Andrew Whitehead 2 days, 21 hours ago

Thank you Brian. Everyone notice how almost every single mass shooting in our country the last 20+ years has been in a gun free zone? Wannabe psycho's target these spots because they are soft targets. And 90% of the time, what stops a bad person with a gun? A good person with a gun. These measures are a waste of time & money and will do nothing but create inconvenience and an easier potential target.

Randy Bombardier 3 days, 2 hours ago

It's just a sign of the times we live in. No reflection on KU, students, or fans, liberal or conservative. Its about how getting thousands of people together in any venue attracts the unstable people who, for whatever reason, want to hurt others. Unfortunately no matter what measures are taken there are always ways to get around it so measures become a means of limiting legal liability to a very large degree.

I just hope it is not such a nuisance that even fewer fans turn out. That is not needed. It certainly is a pain at the airport nowadays.

Micky Baker 2 days, 19 hours ago

At least at MCI, there is security for each gate so the lines are much shorter than the 2 hour plus long lines in some airports.

Robert Brock 2 days, 17 hours ago

LOL. Leiker and Whitehead want 16,300 people bringing loaded weapons into Allen Fieldhouse.
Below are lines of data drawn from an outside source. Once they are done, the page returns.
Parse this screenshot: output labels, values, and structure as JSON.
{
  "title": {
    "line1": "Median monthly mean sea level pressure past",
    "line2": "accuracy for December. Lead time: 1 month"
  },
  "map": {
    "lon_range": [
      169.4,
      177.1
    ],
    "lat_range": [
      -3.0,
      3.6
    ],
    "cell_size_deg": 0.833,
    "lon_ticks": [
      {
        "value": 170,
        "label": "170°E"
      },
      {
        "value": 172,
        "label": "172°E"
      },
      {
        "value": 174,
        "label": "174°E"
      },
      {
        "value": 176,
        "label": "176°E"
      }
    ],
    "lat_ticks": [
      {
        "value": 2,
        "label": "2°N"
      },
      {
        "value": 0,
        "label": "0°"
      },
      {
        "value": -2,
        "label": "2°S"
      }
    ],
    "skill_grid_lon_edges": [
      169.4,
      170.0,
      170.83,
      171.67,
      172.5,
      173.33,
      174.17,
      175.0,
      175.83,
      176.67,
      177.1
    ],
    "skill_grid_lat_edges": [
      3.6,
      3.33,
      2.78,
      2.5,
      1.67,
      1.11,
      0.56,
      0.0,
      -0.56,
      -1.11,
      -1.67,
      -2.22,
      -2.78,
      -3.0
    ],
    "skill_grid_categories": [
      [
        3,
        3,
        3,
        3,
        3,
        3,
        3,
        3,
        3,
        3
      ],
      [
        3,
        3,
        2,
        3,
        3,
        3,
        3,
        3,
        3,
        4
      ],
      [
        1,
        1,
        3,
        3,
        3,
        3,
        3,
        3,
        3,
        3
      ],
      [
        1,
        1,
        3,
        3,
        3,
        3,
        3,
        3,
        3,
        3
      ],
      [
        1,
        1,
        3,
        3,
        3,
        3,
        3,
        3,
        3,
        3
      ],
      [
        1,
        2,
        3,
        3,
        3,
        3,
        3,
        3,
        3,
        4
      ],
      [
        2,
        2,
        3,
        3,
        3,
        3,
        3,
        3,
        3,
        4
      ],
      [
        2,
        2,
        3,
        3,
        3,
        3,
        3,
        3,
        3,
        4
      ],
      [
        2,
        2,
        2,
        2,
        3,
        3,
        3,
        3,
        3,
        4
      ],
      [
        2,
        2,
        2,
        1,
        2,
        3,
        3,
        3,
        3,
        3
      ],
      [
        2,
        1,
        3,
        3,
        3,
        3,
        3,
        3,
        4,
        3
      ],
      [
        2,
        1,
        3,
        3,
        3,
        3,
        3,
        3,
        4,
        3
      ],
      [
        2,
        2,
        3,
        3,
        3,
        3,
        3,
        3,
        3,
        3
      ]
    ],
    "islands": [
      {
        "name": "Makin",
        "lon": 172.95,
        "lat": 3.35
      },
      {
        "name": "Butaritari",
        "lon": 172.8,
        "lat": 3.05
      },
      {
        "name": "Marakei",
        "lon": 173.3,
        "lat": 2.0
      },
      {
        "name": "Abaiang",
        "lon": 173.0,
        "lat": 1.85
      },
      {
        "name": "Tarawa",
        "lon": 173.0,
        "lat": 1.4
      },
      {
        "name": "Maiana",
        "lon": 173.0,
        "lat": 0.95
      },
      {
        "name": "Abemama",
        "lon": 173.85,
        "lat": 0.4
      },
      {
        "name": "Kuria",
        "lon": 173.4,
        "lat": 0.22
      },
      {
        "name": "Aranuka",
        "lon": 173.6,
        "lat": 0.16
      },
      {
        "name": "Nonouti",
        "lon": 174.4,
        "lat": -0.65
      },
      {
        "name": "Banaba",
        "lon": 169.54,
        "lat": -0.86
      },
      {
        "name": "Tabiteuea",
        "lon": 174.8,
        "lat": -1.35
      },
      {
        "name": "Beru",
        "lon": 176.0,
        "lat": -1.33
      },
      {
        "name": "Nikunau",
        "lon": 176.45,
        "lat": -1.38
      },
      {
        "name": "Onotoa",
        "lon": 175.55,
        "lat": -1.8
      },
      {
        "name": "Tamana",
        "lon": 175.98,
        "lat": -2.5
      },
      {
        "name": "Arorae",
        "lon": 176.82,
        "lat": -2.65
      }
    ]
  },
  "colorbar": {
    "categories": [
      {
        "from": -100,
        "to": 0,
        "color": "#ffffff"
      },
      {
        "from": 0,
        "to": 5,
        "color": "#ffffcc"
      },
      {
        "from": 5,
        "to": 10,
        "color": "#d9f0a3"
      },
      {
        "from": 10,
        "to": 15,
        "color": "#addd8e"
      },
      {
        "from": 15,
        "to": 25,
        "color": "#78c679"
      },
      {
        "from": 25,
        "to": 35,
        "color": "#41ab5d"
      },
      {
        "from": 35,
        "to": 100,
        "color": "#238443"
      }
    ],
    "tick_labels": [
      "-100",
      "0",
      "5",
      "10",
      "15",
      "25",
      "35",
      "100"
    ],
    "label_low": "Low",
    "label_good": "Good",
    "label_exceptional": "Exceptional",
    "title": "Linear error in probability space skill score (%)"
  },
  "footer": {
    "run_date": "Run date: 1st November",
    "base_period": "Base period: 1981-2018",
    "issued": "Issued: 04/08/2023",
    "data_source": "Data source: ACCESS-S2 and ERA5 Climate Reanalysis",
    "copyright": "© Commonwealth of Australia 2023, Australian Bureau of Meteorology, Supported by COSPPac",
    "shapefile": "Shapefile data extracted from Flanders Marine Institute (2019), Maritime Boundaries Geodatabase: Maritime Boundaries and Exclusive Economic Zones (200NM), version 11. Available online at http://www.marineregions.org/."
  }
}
Andrew Whitehead 1 day, 19 hours ago

I'm not sure if you deliberately misconstrued our comments to the extreme, or if you genuinely lack the capacity to accurately comprehend our perspective. Either way, it's sad you didn't simply share your own opinion on the matter. Believe it or not, it is possible for adults to have a dialogue even if you hold opposing views. My primary complaint is the added cost and inconvenience this will cause. That would be one thing if it was actually necessary. It's just all the more frustrating to know that it won't make anyone safer.

Michael Sillman 2 days ago

Accidental discharge in a crowded place is probably the greatest risk so I am all in favor of keeping guns out of Allen Fieldhouse and Memorial Stadium.